Dave Wyman

No. 92, 57
- Position: Linebacker

Personal information
- Born: March 31, 1964 (age 62) San Diego, California, U.S.
- Listed height: 6 ft 2 in (1.88 m)
- Listed weight: 248 lb (112 kg)

Career information
- High school: Reno (NV) Earl Wooster
- College: Stanford
- NFL draft: 1987: 2nd round, 45th overall pick

Career history
- Seattle Seahawks (1987–1992); Denver Broncos (1993–1995);

Awards and highlights
- Pop Warner Trophy (1986); First-team All-Pac-10 (1986); 2× Second-team All-Pac-10 (1983, 1984);

Career NFL statistics
- Tackles: 553
- Sacks: 5.5
- Interceptions: 3
- Stats at Pro Football Reference

= Dave Wyman =

American football player (born 1964)

David Matthew Wyman (born March 31, 1964) is an American former professional football player, a linebacker in the National Football League (NFL) for nine seasons with the Seattle Seahawks and Denver Broncos.

==Early life==
Born in San Diego, California, Wyman attended Earl Wooster High School in Reno, Nevada, and graduated in 1982. He played college football at Stanford University, where he led the team in tackles as a sophomore in 1983 and again in 1984, but incurred a knee injury in the penultimate game. Wyman redshirted in 1985 and returned in 1986 to lead the Cardinal with 169 tackles and was All-Pac-10.

==Professional career==

Wyman was selected by the Seahawks in the second round of the 1987 NFL draft with the 45th overall selection. Midway through his rookie year in 1987, he was traded to the San Francisco 49ers, but a failed physical due to a bad left shoulder nullified it. Wyman played six seasons for the Seahawks, but left as a free agent before the 1993 season and played his final three years with the Broncos.

Wyman and Brian Bosworth were next-door neighbors on the Eastside while they were teammates with the Seahawks.

Pre-draft measurables
| Height | Weight | Arm length | Hand span | 40-yard dash | 10-yard split | 20-yard split | 20-yard shuttle | Vertical jump | Broad jump | Bench press |
| 6 ft 2 in (1.88 m) | 235 lb (107 kg) | 31+1⁄4 in (0.79 m) | 9+1⁄2 in (0.24 m) | 4.79 s | 1.65 s | 2.75 s | 4.30 s | 29.0 in (0.74 m) | 9 ft 10 in (3.00 m) | 23 reps |
All values from NFL Combine

==After football==
Wyman returned to the Seattle area and is a popular co-host of the afternoon radio show Wyman and Bob on KIRO 710, part of the ESPN Radio network.
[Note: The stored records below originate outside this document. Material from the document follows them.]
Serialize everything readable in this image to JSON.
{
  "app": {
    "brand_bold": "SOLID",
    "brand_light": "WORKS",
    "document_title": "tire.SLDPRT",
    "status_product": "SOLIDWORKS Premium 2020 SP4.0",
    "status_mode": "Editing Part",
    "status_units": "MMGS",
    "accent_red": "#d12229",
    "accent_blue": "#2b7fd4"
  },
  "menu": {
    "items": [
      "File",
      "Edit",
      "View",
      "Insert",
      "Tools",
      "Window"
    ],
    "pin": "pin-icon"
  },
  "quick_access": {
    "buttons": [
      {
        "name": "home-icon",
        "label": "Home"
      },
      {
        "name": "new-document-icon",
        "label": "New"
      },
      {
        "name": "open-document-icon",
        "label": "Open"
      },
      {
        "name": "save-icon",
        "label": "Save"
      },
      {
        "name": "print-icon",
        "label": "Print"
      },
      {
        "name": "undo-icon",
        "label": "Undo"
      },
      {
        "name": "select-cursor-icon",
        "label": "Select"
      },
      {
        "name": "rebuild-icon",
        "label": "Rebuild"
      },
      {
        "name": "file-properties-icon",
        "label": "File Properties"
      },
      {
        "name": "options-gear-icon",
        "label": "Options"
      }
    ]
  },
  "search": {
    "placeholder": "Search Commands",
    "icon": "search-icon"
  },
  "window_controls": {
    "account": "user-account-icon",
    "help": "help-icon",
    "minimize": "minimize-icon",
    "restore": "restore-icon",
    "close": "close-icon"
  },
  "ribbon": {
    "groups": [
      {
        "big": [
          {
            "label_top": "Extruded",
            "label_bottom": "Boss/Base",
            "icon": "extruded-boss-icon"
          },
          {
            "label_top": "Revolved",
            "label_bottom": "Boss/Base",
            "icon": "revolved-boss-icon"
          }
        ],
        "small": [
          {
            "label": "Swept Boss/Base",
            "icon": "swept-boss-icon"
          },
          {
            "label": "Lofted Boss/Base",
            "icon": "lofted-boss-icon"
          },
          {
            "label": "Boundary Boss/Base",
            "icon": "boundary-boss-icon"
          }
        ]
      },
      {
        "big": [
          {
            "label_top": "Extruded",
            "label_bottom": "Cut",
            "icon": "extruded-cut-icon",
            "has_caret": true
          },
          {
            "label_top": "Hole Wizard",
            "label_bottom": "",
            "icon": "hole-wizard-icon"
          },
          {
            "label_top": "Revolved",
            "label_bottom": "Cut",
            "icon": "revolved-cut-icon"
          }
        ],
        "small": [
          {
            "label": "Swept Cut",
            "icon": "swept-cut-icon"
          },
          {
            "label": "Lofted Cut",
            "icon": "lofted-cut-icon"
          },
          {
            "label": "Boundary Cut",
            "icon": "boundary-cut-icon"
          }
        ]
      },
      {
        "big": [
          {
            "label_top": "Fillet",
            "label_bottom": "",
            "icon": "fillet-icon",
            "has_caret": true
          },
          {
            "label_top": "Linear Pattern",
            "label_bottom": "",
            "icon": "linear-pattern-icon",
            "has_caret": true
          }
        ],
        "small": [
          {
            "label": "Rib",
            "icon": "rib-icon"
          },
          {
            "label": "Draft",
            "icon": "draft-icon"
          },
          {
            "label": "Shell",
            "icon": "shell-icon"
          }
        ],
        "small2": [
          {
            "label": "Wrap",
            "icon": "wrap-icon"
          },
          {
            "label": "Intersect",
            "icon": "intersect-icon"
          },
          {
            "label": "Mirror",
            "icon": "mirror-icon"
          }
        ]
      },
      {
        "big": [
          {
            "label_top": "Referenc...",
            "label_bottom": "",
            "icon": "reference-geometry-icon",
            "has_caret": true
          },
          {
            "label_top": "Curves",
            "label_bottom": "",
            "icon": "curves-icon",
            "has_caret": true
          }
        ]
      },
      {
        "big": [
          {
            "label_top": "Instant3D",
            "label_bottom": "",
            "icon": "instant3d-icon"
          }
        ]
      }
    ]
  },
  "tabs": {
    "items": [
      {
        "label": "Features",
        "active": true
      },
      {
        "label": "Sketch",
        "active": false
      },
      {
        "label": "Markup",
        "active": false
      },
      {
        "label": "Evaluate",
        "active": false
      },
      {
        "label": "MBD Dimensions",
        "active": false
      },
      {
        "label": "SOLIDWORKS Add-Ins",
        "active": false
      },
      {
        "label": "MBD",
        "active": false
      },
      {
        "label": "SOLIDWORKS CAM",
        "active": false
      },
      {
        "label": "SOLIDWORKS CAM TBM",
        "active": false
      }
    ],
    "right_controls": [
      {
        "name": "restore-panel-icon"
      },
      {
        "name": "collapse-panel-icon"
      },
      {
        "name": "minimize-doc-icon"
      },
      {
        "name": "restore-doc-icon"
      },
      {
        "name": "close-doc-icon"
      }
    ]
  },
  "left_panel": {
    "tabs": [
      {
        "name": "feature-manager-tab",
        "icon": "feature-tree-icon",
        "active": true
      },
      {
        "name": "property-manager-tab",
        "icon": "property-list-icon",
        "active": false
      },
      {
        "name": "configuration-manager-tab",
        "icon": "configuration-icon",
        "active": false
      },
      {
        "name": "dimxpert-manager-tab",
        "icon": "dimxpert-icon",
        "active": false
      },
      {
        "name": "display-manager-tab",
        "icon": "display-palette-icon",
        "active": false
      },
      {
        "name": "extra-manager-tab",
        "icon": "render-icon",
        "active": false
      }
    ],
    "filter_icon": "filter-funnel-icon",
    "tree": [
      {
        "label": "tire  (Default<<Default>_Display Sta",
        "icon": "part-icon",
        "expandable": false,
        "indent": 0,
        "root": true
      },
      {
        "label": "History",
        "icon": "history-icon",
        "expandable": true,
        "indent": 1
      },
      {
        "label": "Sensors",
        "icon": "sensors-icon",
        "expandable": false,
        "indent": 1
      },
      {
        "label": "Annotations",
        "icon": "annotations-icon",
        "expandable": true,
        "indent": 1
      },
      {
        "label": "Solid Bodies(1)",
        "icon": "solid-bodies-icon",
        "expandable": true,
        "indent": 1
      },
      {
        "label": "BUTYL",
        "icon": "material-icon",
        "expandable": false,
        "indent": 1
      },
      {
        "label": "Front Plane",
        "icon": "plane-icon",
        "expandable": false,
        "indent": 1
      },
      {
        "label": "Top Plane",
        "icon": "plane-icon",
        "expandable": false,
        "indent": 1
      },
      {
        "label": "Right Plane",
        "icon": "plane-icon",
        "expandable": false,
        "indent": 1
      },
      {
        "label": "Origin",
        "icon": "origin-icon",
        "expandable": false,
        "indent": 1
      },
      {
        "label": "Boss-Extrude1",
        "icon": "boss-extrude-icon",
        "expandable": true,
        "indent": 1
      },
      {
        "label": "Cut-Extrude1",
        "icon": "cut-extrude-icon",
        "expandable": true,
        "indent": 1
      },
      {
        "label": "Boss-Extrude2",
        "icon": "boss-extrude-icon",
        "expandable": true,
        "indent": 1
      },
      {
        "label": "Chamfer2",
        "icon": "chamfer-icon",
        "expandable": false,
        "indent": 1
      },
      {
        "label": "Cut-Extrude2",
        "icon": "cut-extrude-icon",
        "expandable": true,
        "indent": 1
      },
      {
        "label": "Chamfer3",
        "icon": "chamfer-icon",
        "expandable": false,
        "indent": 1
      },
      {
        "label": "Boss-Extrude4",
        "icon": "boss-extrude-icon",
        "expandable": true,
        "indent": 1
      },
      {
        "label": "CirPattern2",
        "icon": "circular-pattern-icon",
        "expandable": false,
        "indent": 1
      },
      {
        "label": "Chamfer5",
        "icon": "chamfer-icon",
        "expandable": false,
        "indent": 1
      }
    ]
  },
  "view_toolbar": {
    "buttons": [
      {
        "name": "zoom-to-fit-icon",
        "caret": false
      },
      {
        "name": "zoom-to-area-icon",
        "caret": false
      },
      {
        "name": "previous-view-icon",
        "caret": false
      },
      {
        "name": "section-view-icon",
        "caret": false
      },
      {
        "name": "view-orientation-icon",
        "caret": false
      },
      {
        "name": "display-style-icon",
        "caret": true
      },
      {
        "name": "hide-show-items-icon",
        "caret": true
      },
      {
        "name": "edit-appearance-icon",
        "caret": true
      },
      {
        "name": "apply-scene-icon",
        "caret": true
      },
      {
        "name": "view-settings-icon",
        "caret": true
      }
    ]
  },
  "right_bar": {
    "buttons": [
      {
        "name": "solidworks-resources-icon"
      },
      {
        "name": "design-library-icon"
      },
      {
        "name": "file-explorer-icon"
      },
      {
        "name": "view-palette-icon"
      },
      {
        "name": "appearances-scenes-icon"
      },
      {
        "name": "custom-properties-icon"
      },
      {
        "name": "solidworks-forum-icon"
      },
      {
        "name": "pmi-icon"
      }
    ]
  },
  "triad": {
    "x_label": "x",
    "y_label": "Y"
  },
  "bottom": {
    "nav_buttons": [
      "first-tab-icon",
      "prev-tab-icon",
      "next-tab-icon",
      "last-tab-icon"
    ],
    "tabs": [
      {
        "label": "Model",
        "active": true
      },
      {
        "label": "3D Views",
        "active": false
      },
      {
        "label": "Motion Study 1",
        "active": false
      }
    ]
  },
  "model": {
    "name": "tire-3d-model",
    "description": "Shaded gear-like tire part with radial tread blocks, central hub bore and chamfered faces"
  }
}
He is a frequent contributor to Seahawks Saturday Night on KCPQ television, the Seattle Fox affiliate.

Wyman took over as the Seahawks radio analyst for the final four regular season games in December 2017 after Warren Moon took an indefinite leave of absence to resolve a sexual harassment case against him.
In 2018, Wyman permanently replaced Moon on Seahawks radio.

==Personal life==
Wyman married Shannen Forrest of Edmonds in May 1993; they met while she was a member of the Sea Gals and they have two children.

Older brother Mike Wyman also played college football at Stanford, as a defensive tackle; both started for the Cardinal defense in 1983.